Mereka menambahkan, produksi minyak mentah OPEC pada Juli 2014 mengalami kenaikan sebesar 167 ribu ton barel per hari (bph) dibandingkan dengan Juni 2014. Sedangkan, IEA melaporkan produksi minyak mentah dunia di bulan Juli 2014 naik menjadi 93,04 juta barel per hari (bph). Itu lebih tinggi sebesar 230 ribu bph dibanding bulan sebelumnya.
\"Sedangkan, proyeksi OPEC Agustus terkait permintaan minyak mentah 2014 turun sebesar 20 barel per hari (bph) dibanding dengan proyeksi pada bulan sebelumnya. Demikian pula pertumbuhan permintaan bahan bakar 2014 yang diproyeksikan mencapai 1,1 juta bph. Itu lebih rendah 0,03 juta bph dibandingkan proyeksi pada bulan sebelumnya,\" tambah mereka.
Pengamat Energi Ibrahim Hasyim mengatakan, hal tersebut sebenanrya menjadi momen yang tepat untuk menaikkan harga BBM bersubsidi. Sebab, dengan tren menurunnya minyak mentah, harga BBM secara keekonomian juga ikut turun. Dengan kondisi itu, kenaikan harga BBM bisa lebih efektif.
\"Secara hukum ekonomi memang harusnya begitu. Karena dengan begitu selisih harga antara BBM bersubsidi dan BBM non subsidi bisa lebih kecil. Kalau dinaikkan, akan terjadi disparitas yang tipis sehingga masyarakat menengah ke atas pun berpindah mengonsumsi BBM non subsidi,\" jelasnya.
Menurutnya, selisih harga Rp 2 ribu per liter diakui sudah cukup efektif untuk menjaga kuota BBM dari jebol. Setidaknya, hal tersebut bakal membuat penyelundup BBM bersubsidi berpikir dua kali. Dengan harga minyak mentah semakin yang semakin menurun, bukan tidak mungkin harga BBM non subisid bisa seperti Pertamax mencapai Rp 10 ribu per liter. Sehingga, pemerintah hanya perlu menaikkan Rp 2.500 dari harga saat ini.
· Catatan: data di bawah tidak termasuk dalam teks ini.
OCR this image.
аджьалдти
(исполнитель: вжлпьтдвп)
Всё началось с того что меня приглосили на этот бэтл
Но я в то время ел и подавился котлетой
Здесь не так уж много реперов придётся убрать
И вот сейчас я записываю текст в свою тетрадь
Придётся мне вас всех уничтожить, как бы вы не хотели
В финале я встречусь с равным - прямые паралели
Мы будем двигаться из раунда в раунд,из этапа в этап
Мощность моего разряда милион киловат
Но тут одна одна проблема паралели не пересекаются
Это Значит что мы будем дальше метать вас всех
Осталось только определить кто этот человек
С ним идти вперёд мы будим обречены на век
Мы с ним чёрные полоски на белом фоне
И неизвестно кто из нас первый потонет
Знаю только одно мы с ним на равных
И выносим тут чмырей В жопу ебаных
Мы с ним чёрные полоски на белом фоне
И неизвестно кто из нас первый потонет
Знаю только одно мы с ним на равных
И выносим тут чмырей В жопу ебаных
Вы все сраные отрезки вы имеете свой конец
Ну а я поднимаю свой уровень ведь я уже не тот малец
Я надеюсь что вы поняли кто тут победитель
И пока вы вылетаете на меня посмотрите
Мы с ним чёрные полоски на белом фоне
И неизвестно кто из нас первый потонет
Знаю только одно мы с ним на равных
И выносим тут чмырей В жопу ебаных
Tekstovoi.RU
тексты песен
\"Hal ini tentu saja harus dilakukan secara bertahap. Tidak bisa secara langsung. Dan saat ini memang saat yang tepat. Karena pasar minyak mentah dunia sudah stabil. Negara Timur Tengah yang dulu bisa memainkan harga sekarang sudah mendapat penyeimbang dari Amerika Serikat (AS),\" ungkap pria yang menjabat sebagai Anggota Komite Badan Pengatur Hilir (BPH) Migas itu.
Dia menegaskan, upaya menaikkan harga BBM bersubsidi tidak ada hubungannya dengan penanggulangan overkuota tahun ini. Melainkan, perbaikan kinerja energi untuk tahun ke depan. Sehingga, sudah seharusnya pemerintah lebih berani dalam menerapkan kebijakan.
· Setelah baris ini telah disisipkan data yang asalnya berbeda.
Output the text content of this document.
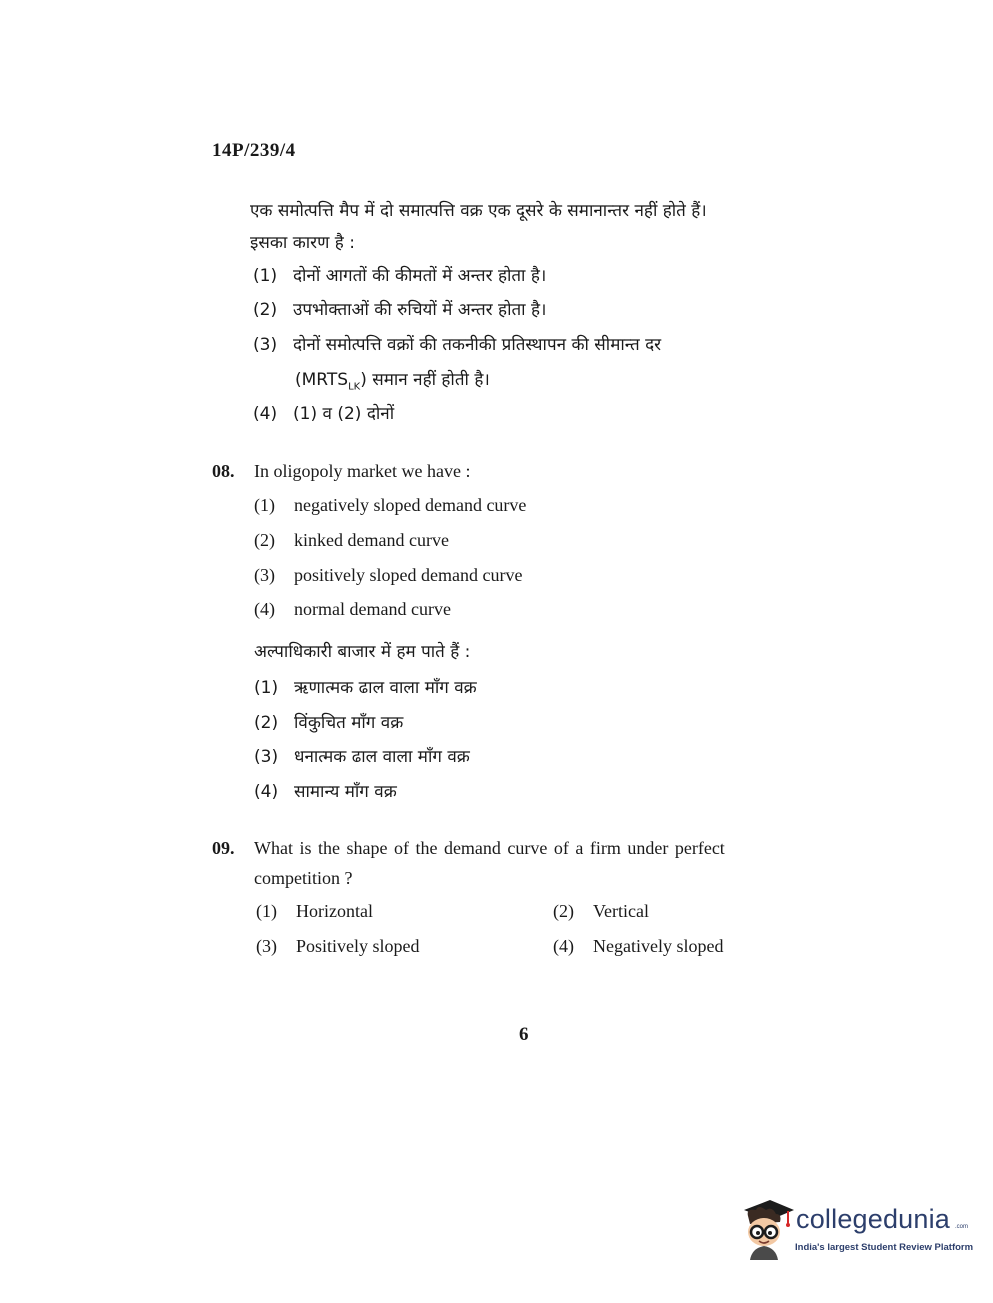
14P/239/4
एक समोत्पत्ति मैप में दो समात्पत्ति वक्र एक दूसरे के समानान्तर नहीं होते हैं।
इसका कारण है :
(1) दोनों आगतों की कीमतों में अन्तर होता है।
(2) उपभोक्ताओं की रुचियों में अन्तर होता है।
(3) दोनों समोत्पत्ति वक्रों की तकनीकी प्रतिस्थापन की सीमान्त दर
$(MRTS_{LK})$ समान नहीं होती है।
(4) (1) व (2) दोनों
08. In oligopoly market we have :
(1) negatively sloped demand curve
(2) kinked demand curve
(3) positively sloped demand curve
(4) normal demand curve
अल्पाधिकारी बाजार में हम पाते हैं :
(1) ऋणात्मक ढाल वाला माँग वक्र
(2) विंकुचित माँग वक्र
(3) धनात्मक ढाल वाला माँग वक्र
(4) सामान्य माँग वक्र
09. What is the shape of the demand curve of a firm under perfect
competition ?
(1) Horizontal	(2) Vertical
(3) Positively sloped	(4) Negatively sloped
6
collegedunia .com
India's largest Student Review Platform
\"Ruang fiskal yang dilonggarkan itu kan bukan hanya untuk memperbaiki postur APBN. Tapi bisa dgunakan untuk mendorong penggunaan energi alternatif. Mulai dari BBG dan BBN yang sampai sekarang belum dimaksimalkan pemanfaatannya. Tapi, pemerintah selalu punya pertimbangan lainnya saat memutuskan hal seperti ini. Seharusnya dilihat dari sudut pandang jangka panjang,\" jelasnya.